Basic Needs and Survival: Going back to Maslow's hierarchy of needs, when our basic needs are not being met (food, work, housing, personal security, health, etc.), our self-fulfilment go on the back burner. Our social life (strength, freedom, and sense of connection/ belonging), feel a tad empty, and unfulfilled. The good news is that it's not forever and you’re not alone. How do we counter disconnection?
Ask for help - “Was wondering if you could/ had time to_____”
Reach out and connect in a safe way - Even if you’re just saying “Hi”.
Remember the small stuff - nature, remember what you have, gratitude towards self, and each other.
Communicate love, and admiration towards your loved ones, friends and/or family.
Self-care: caring for self during these times. Paint, dance, bath, walk, journal, make tea, read.
Limit your news intake or social media/ screen times.
Ask open-ended questions to create a deeper response for positive connection. Do not assume.
Isolation sets in, the introverts are in heaven and the extraverts are in hell, as the saying goes. Understanding that this too will pass will make changes bearable. The new normal is the adaptability and resilience you integrated. Making sure we stay safe and stay connected is key to our mental health.
Isolation can feel like being stuck, here are some common symptoms:
How to get past this stuckness and move towards finding joy and meaning. This can look like going for walks in nature (or fresh air): studies suggest that this can boost your mood, health and alleviate stress. Learning something new: expressing your creative side can curb that restlessness. Keep a routine, however it looks, to stay focused and on track, which can help you feel accomplished and keep structure in your life. Lack of a routine can disrupt your daily schedule of sleeping, eating and so on. Slow down and tap into your awareness of those feelings, meditate, breath (if safe). Limit your social media and news intake. Consistently focusing on the hardship can create more harm than good sometimes, monitor your screen time. As mentioned above, on getting over disconnection, there are more examples to guide you towards greatness. Want to learn more about anxiety? Click ANXIETY
Here are some tips below if you're in a relationship coping with covid. I get asked how do I reconnect with my partner?
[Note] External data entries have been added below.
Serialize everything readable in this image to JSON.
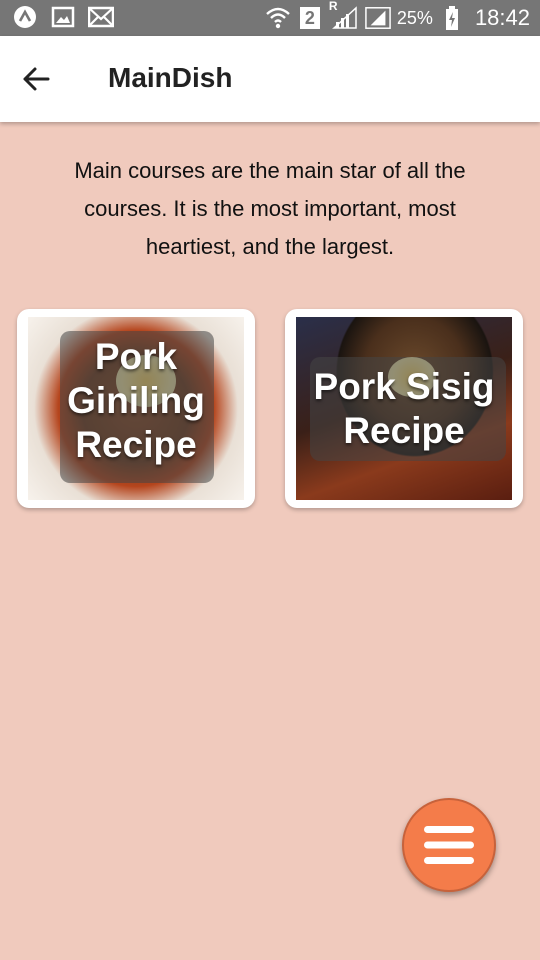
{
  "status_bar": {
    "battery": "25%",
    "time": "18:42",
    "sim_slot": "2",
    "roaming": "R",
    "icons": [
      "app-icon",
      "image-icon",
      "mail-icon",
      "wifi-icon",
      "sim-icon",
      "signal-icon",
      "battery-icon"
    ]
  },
  "app_bar": {
    "title": "MainDish",
    "back_icon": "arrow-left-icon"
  },
  "description": "Main courses are the main star of all the courses. It is the most important, most heartiest, and the largest.",
  "cards": [
    {
      "label_lines": [
        "Pork",
        "Giniling",
        "Recipe"
      ]
    },
    {
      "label_lines": [
        "Pork Sisig",
        "Recipe"
      ]
    }
  ],
  "fab": {
    "icon": "menu-icon"
  },
  "colors": {
    "background": "#f0cabd",
    "status_bar": "#767676",
    "app_bar": "#ffffff",
    "fab": "#f47c4a"
  }
}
Sometimes couples get swept up and stressed about what’s going on in the world and themselves, that it's hard to see their partner as a human too, having a human experience. Check-in, ask questions, listen and learn. Couples questions to build deeper intimacy (John Gottman):
What’s one thing you think could improve our relationship?
What are two things you like about the way I communicate with you?
What are two things you would like to see me change about how I communicate with you?
How would you prefer we spend our free time together this weekend?
Listen, attune to their experience, to each other, and admire each other. Compliment each other. Catch your partner doing something awesome and appreciate them for it. Turn towards each other. Show affection and admiration. Remember each other’s positive attributes as well. Make the effort and see its effects.
Fear, change, and isolation are hard, with a capital ‘H’. Fear comes in because of the threat of safety/health, change requires persistent effort and understanding, while isolation can lead to anxiety if you don't have the tools to help. Putting these all together can lead you into resilience with healthy coping skills, self-care, knowledge, and compassion.
Remember we are human, and doing the best we can.